I really tried to like this game. I genuinely wanted to finish it, but the checkpoint system is extremely punishing. After making significant progress, dying once can undo everything. That’s exactly what happened to me in Chapter 3: I reached a certain point, died, and was then forced to restart from the very beginning. No thanks. Sure, you can ride a wolf, rescue other animals, which subtly ease the loneliness of the Antarctic wasteland and you’re able to discover interesting holograms depicting past events.

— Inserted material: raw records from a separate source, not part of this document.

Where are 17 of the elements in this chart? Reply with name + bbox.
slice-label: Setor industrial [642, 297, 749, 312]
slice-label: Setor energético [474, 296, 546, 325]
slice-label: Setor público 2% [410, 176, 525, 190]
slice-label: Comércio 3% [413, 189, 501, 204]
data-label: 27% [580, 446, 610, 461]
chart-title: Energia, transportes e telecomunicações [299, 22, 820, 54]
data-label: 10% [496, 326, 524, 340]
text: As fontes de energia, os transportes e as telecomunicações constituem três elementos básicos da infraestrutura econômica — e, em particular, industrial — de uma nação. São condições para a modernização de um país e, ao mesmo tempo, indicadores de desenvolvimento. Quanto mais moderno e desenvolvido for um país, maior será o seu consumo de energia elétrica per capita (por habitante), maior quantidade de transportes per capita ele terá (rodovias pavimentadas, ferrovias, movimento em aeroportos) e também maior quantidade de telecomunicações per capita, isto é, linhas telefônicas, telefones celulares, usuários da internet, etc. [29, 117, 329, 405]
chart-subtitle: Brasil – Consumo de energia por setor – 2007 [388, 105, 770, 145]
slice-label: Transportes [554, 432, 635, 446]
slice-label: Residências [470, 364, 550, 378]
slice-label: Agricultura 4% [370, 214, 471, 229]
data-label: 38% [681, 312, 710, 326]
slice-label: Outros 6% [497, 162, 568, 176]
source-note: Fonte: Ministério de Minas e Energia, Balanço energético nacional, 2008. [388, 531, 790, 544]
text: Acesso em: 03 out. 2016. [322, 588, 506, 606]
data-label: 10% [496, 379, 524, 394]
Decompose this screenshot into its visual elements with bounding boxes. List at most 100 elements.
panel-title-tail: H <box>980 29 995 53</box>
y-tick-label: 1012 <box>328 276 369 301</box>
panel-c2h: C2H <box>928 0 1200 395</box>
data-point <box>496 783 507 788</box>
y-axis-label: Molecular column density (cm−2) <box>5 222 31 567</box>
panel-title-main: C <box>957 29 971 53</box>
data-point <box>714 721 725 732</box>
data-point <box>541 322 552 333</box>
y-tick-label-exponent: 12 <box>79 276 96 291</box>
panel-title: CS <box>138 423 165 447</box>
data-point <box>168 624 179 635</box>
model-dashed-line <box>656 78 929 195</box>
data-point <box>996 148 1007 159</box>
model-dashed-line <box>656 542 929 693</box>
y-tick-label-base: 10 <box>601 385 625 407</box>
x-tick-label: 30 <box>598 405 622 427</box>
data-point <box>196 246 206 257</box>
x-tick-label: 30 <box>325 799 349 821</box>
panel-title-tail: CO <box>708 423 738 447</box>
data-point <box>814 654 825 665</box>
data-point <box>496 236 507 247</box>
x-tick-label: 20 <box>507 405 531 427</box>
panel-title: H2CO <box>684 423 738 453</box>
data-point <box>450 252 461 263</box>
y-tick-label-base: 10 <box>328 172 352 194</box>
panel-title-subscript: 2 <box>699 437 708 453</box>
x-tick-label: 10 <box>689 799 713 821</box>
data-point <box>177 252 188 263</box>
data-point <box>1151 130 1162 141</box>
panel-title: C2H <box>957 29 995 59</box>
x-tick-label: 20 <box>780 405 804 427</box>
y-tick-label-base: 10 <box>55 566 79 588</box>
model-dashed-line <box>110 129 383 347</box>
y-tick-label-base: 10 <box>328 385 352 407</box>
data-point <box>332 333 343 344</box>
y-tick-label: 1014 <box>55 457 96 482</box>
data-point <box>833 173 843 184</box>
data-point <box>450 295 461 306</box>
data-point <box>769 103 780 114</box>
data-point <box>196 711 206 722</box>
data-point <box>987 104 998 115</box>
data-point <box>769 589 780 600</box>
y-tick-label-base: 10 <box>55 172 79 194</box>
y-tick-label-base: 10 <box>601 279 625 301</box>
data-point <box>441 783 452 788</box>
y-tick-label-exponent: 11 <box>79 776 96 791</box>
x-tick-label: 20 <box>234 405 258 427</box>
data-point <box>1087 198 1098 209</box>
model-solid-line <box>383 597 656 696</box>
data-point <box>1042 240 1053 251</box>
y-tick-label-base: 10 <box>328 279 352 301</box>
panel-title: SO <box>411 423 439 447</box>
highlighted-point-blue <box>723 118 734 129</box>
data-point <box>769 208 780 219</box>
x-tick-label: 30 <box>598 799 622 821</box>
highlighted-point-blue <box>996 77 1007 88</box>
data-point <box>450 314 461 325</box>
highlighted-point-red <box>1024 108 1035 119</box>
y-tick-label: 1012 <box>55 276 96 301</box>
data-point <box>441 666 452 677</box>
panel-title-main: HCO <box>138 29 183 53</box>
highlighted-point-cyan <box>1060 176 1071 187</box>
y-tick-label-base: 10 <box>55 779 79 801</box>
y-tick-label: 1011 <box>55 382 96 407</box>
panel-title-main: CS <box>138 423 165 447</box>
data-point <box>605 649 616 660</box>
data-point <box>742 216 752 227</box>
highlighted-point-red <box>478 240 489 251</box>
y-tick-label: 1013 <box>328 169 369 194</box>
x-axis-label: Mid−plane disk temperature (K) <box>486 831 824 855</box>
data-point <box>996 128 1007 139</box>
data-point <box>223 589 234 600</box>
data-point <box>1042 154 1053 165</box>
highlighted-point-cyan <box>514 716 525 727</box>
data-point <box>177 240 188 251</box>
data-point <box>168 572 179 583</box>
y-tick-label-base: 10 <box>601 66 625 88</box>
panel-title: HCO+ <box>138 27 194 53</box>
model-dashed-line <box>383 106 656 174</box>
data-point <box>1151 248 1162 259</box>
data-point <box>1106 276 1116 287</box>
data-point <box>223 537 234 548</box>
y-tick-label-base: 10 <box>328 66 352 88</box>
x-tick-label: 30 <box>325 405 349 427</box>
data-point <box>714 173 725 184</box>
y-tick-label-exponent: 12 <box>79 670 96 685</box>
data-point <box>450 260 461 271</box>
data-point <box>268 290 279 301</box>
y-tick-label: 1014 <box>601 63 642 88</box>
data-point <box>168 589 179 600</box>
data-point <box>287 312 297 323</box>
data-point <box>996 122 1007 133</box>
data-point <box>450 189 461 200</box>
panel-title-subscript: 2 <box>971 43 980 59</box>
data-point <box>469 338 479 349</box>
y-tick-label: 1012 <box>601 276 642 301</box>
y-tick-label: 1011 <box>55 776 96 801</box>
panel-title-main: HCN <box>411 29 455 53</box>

Unfortunately, the execution is extremely rough. The game suffers from awkward camera angles, animation glitches, and sluggish controls. Even the cutscenes sometimes fail to engage you, often leaving you wondering what you just watched. That said, it’s clear there’s real heart behind the project, it just doesn’t quite come together as a solid experience. Base building, which should feel like a turning point in the second area and arguably should have been available from the start, ends up feeling expensive and pointless, offering little real protection before the elements wipe you out once again.
Another element worth mentioning is the game’s structure and long-term progression. Nova Antarctica is divided into distinct stages rather than a seamless open world, and while death can be punishing, it does not always erase everything. Finally, the map design deserves a brief mention. Rather than clearly tracking your position, the map focuses on landmarks, forcing you to navigate by memory and observation instead of precise markers.

In the end, this game feels like a fascinating mess. There is a strong concept, a lovely atmosphere, and flashes of something genuinely special buried under layers of poor usability and punishing design. I wanted to recommend it wholeheartedly, but after being unable to push myself to keep playing, I can only offer a cautious suggestion. With several well-thought-out patches addressing controls, balance, checkpoints, and clarity, this could become a memorable survival experience. Right now, it’s a journey that asks far too much patience from the player.